Predawn starts always seem to herald a great day on safari, so we decided to leave early ….weaving our way along small tracks through the palms and scrub of the coastal plains heading to Saadani National Park. Created relatively recently in 2005 from a former game reserve, it would be the first time we have visited the park – very excited to see the only park in East Africa that is on the coast.
Entering the park we were a little disappointed to find that some of the longer game viewing loops were still flooded after the very heavy rainy season – so we decided to cut right across the whole park to get a real feel for the land and the wildlife. Our aim was to reach the Wami River at the far side of the park in time for a picnic.
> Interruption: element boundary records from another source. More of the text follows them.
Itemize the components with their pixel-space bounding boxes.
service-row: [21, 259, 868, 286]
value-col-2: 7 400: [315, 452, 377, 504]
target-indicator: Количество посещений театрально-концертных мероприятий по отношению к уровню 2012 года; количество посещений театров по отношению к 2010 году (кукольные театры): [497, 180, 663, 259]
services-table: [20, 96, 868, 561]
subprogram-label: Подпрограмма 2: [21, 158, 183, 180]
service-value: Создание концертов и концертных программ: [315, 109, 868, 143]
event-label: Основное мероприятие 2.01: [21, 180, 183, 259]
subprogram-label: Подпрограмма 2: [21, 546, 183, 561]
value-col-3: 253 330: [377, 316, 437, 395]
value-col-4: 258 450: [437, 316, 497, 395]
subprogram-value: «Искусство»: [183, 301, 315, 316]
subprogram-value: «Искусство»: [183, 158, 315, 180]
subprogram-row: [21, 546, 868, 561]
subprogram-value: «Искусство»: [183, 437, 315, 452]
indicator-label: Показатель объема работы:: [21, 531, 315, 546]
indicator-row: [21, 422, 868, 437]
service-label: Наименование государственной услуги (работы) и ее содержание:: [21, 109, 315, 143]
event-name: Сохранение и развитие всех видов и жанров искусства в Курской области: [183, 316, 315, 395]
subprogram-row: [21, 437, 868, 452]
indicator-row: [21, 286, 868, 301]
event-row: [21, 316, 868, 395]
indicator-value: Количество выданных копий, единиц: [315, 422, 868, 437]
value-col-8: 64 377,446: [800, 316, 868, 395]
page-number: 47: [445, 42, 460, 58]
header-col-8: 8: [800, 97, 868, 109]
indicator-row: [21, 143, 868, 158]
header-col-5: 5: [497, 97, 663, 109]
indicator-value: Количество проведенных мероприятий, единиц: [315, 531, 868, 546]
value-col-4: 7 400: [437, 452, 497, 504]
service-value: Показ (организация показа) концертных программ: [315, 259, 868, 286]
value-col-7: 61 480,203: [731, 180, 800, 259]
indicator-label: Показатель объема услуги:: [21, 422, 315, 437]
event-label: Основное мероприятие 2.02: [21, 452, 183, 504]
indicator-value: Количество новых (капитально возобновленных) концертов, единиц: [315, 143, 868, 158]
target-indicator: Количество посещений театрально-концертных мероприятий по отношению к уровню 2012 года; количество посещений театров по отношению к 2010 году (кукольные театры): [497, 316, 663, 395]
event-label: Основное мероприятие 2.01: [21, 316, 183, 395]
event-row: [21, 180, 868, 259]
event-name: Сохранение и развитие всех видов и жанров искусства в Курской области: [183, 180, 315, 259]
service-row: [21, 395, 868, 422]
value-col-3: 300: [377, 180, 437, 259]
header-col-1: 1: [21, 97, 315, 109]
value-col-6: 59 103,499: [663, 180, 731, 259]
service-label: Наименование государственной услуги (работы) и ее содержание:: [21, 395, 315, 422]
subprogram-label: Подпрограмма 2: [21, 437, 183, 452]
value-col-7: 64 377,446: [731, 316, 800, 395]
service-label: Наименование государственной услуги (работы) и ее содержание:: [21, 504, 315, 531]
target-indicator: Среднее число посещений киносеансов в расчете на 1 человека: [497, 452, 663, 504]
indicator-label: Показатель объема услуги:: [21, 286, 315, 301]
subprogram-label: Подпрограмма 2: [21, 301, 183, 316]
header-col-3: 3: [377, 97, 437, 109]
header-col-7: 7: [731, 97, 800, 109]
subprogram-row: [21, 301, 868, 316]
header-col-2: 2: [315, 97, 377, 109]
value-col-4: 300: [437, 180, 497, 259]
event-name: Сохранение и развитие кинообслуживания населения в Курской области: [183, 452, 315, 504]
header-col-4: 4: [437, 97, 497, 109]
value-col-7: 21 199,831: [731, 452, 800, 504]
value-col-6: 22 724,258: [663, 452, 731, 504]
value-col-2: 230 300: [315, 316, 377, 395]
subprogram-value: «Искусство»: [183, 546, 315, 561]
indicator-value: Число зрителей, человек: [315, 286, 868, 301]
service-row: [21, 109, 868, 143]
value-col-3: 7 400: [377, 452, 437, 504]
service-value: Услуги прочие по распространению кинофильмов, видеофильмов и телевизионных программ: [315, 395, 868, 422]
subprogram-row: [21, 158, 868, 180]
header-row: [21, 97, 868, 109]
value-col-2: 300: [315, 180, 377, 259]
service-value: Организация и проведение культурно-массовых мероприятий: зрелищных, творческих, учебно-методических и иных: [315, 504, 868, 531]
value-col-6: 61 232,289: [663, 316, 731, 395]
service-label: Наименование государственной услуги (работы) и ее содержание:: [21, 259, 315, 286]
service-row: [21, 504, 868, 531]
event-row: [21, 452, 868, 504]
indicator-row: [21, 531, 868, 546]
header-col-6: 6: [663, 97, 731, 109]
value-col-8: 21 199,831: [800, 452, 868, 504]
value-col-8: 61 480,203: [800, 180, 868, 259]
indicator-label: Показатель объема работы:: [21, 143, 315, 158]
Being after the end of one of the wettest rainy seasons we have had for a few years …to say the park was ‘lush’ would be an understatement! ….. the flowers in particular were fantastic. The wildlife was a little skittish except for this rather cheeky troupe of vervet monkeys who couldn’t have cased less that we were only 2m away!
Heading onto the Park Tourism Office we were impressed with all the measure they had put in place for handling Covid 19 ….from temperature checks for everyone to hand-washing stations and advice. We carried on form there across the park – mazing bird life to be seen all around including this rather cute woodland kingfisher and a much grander fish eagle and ground hornbill…..
And then …with no explanation we bumped into this 100+ year old water tower in the middle of nowhere – we would love to know more about it, it appears to be the sort of thing you would build next to a railway track but there was absolutely no sign of any tracks. It must have been built during the German period – and must have been very well built to still be standing!
We finally made it to the Wami River – a fifty meter wide lazy silt laden river meandering its way towards the sea, spanned by a rickety bailey bridge – there was plenty signs of hippos and crocs in the river but we sadly didn’t manage to spot any. The bridge is the only direct link to the park south without heading over 50 miles inland.
Having achieved our aim the next order was to search for the perfect picnic site……. And we found it! Some shady trees on the banks of the river with nice soft grass – one of the great things about safari is the time to slow down and enjoy family time. We were lucky to have quite a span of ages from our rather ancient selves through to our grand niece who is just 7 months old!
Heading on through the park we noticed some circling vultures – always a sign that something is going on – so we headed over to check it out. As we got closer, we could see twenty or thirty vultures on the ground fighting and squabbling over the kill. There wasn’t much left of what had once been a pregnant reedbuck but the surprising thing was the variety of vultures – we counted no less than five different species of vulture all vying for a share of the spoils. Unfortunately the ground was hard and we couldn’t figure out who was responsible for the kill but given its location in an open plain we suspect …. lions!
The two species that surprised us most with their sheer numbers were reedbuck and waterbuck. Reedbuck you would normally expect to see just one or two together but we were seeing herds of fifteen plus, and then the waterbuck – large antelopes with a rich teddy bear like coat and a rather unfortunate ‘target like’ marking on their rump – were running around in herds sixty strong.